Aiden tapped the reader casing lightly.
"We cannot fight them on every front," he said. "They have numbers, infrastructure, legal language. What they do not have is trust. That is where we have to push."
He looked at Rian.
"You came here," he said. "You handed us something that could destroy your career and possibly your life. Why."
Rian exhaled.
"Because I watched that footage from the labs," he said. "Because I was there when the pillar went up. Because every time I close my eyes I see people strapped to chairs and the word 'necessary' stamped across their files."
He met Kael's gaze.
"And because if you make this city burn without giving anyone inside a chance to choose something else, you become exactly what the Board is terrified of," he said. "I would rather go down knowing I tried to open a door from both sides."
Kael stared at him.
He did not say I trust you.
He did not say I forgive you.
He said nothing.
Rin stepped forward.
"What do you want us to do," she asked Rian.
"Use it," Rian said, nodding at the report. "Show people how they talk about you in rooms you never see. Not just the labs. The memos. The risk assessments. The way they reduce you to math and then call it protection."
He swallowed.
"And maybe," he added, "leave a crack for those of us still in the uniforms who are not completely lost yet."
Taro blew out a breath.
"We are running out of places to hide cracks," he said. "But we can aim."
Aiden nodded slowly.
"All right," he said. "We add it to the stream. Carefully. No mass dump this time. Targeted leaks. Council forums. Union channels. Anywhere people already suspect the cost of keeping the city 'safe.'"
"Dangerous," Taro said.
"Everything is dangerous now," Aiden replied.
Kael looked from Aiden to Rian to the glowing lines of text.
"Fine," he said. "We show them the inside of the cage and the inside of the control room. If they still choose the lock after that, at least they cannot say they did not know."
Rian pushed himself to his feet.
"Then I should go before someone decides to check where my comm has been," he said.
He paused at the door.
"Kael," he said without turning. "She is alive."
Kael's chest clenched.
"Lysa," he said.
Rian nodded.
"Internal has her flagged as 'status unknown, presumed captured or deceased,'" he said. "Mara marked that note herself. Which means if they had a body, it would say so."
"Presumed," Kael said.
"It is not comfort," Rian said. "It is a possibility."
He opened the door.
"Do not waste it," he added.
Then he was gone.
The room exhaled as one.
Taro let his head fall back.
"I hate this timeline," he said.
Rin looked at Kael.
He looked back.
"If she is alive," Rin said, "they have her somewhere worse than Twelve‑North."
"Yes," Kael said.
"And you are going to go after her," she said.
"Yes," he said.
Aiden did not argue.
He simply looked at the data wafer, at the sliver under his shirt, at the people around him who had not asked to be symbols and were becoming them anyway.
"The Order will tighten its grip," he said. "We push from below. We pull from inside, if Rian and anyone like him can manage it.
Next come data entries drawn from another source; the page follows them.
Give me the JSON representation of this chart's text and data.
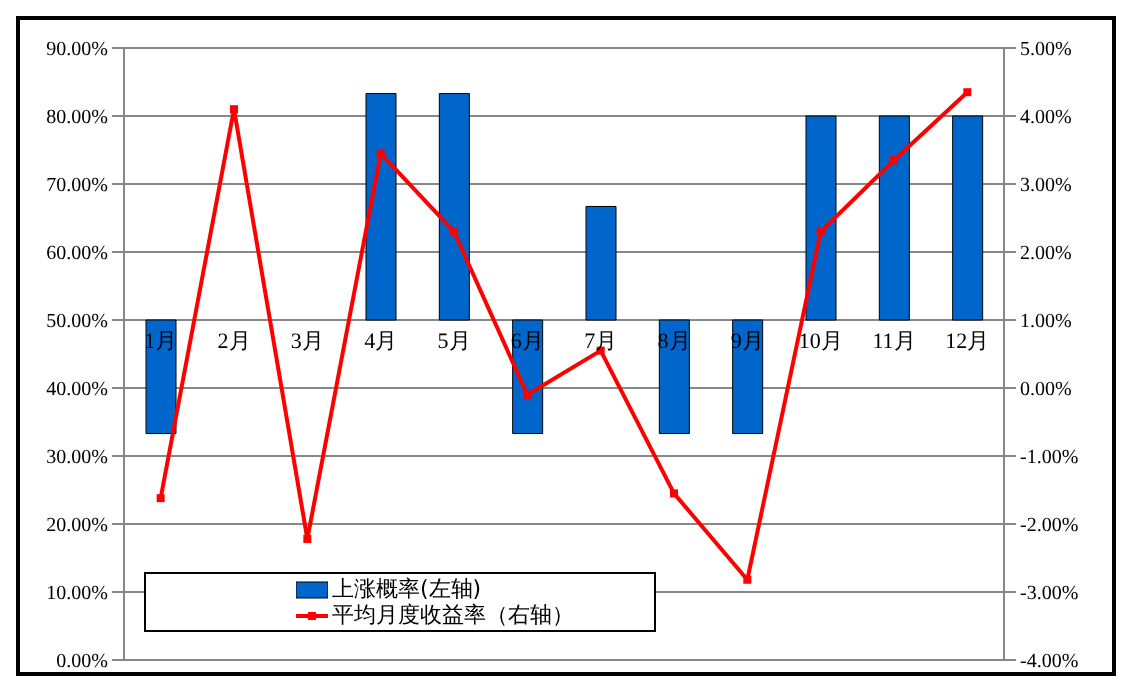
{
  "chart_data": {
    "type": "bar",
    "categories": [
      "1月",
      "2月",
      "3月",
      "4月",
      "5月",
      "6月",
      "7月",
      "8月",
      "9月",
      "10月",
      "11月",
      "12月"
    ],
    "series": [
      {
        "name": "上涨概率(左轴)",
        "color": "#0066cc",
        "base": [
          50,
          null,
          null,
          50,
          50,
          50,
          50,
          50,
          50,
          50,
          50,
          50
        ],
        "values": [
          -16.7,
          null,
          null,
          33.3,
          33.3,
          -16.7,
          16.7,
          -16.7,
          -16.7,
          30,
          30,
          30
        ]
      },
      {
        "name": "平均月度收益率（右轴）",
        "type": "line",
        "axis": "y2",
        "color": "#ff0000",
        "marker": "square",
        "values": [
          -1.62,
          4.1,
          -2.22,
          3.45,
          2.3,
          -0.1,
          0.55,
          -1.55,
          -2.82,
          2.3,
          3.35,
          4.35
        ]
      }
    ],
    "ylim": [
      0,
      90
    ],
    "yticks": [
      {
        "value": 0,
        "label": "0.00%"
      },
      {
        "value": 10,
        "label": "10.00%"
      },
      {
        "value": 20,
        "label": "20.00%"
      },
      {
        "value": 30,
        "label": "30.00%"
      },
      {
        "value": 40,
        "label": "40.00%"
      },
      {
        "value": 50,
        "label": "50.00%"
      },
      {
        "value": 60,
        "label": "60.00%"
      },
      {
        "value": 70,
        "label": "70.00%"
      },
      {
        "value": 80,
        "label": "80.00%"
      },
      {
        "value": 90,
        "label": "90.00%"
      }
    ],
    "y2lim": [
      -4,
      5
    ],
    "y2ticks": [
      {
        "value": -4,
        "label": "-4.00%"
      },
      {
        "value": -3,
        "label": "-3.00%"
      },
      {
        "value": -2,
        "label": "-2.00%"
      },
      {
        "value": -1,
        "label": "-1.00%"
      },
      {
        "value": 0,
        "label": "0.00%"
      },
      {
        "value": 1,
        "label": "1.00%"
      },
      {
        "value": 2,
        "label": "2.00%"
      },
      {
        "value": 3,
        "label": "3.00%"
      },
      {
        "value": 4,
        "label": "4.00%"
      },
      {
        "value": 5,
        "label": "5.00%"
      }
    ],
    "grid": "y",
    "legend": "bottom left"
  }
}
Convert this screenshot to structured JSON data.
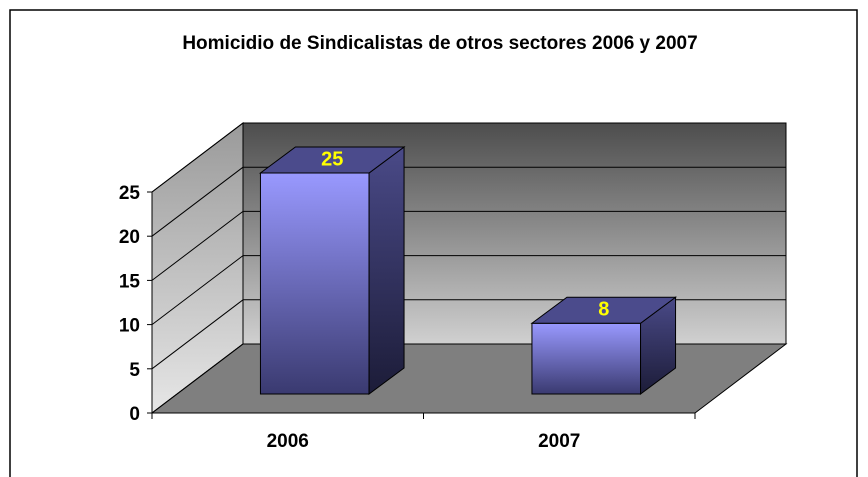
{
  "chart_data": {
    "type": "bar3d",
    "title": "Homicidio de Sindicalistas de otros sectores 2006 y 2007",
    "categories": [
      "2006",
      "2007"
    ],
    "values": [
      25,
      8
    ],
    "color": "#9999ff",
    "label_color": "#ffff00",
    "ylim": [
      0,
      25
    ],
    "yticks": [
      0,
      5,
      10,
      15,
      20,
      25
    ],
    "grid": true
  }
}
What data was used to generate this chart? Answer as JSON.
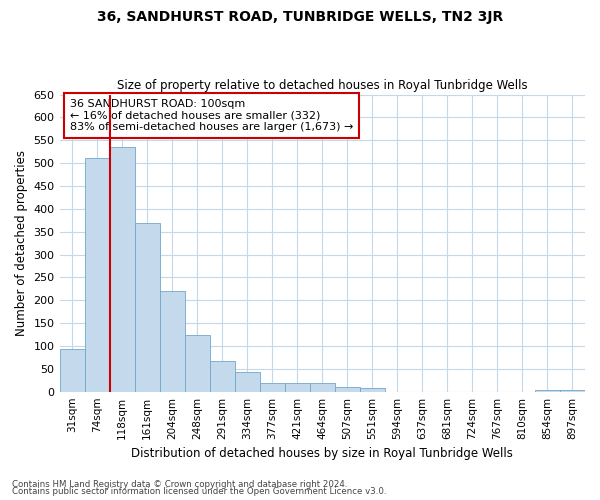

And when we find where they put Lysa, we make sure the city is watching before we knock."
Kael smiled, small and sharp.
"Round two," he said.
"Round two," Aiden agreed.
Outside, the morning that had looked like any other began to tilt.
Words spread faster than patrol routes.
Trust eroded faster than directives could be written.
And somewhere in a place with no cameras and too much light, Lysa opened her eyes to a room that was not a lab and not a cell, and understood that the Board had finally learned from Twelve‑North.
They had built a cage meant for minds, not bodies.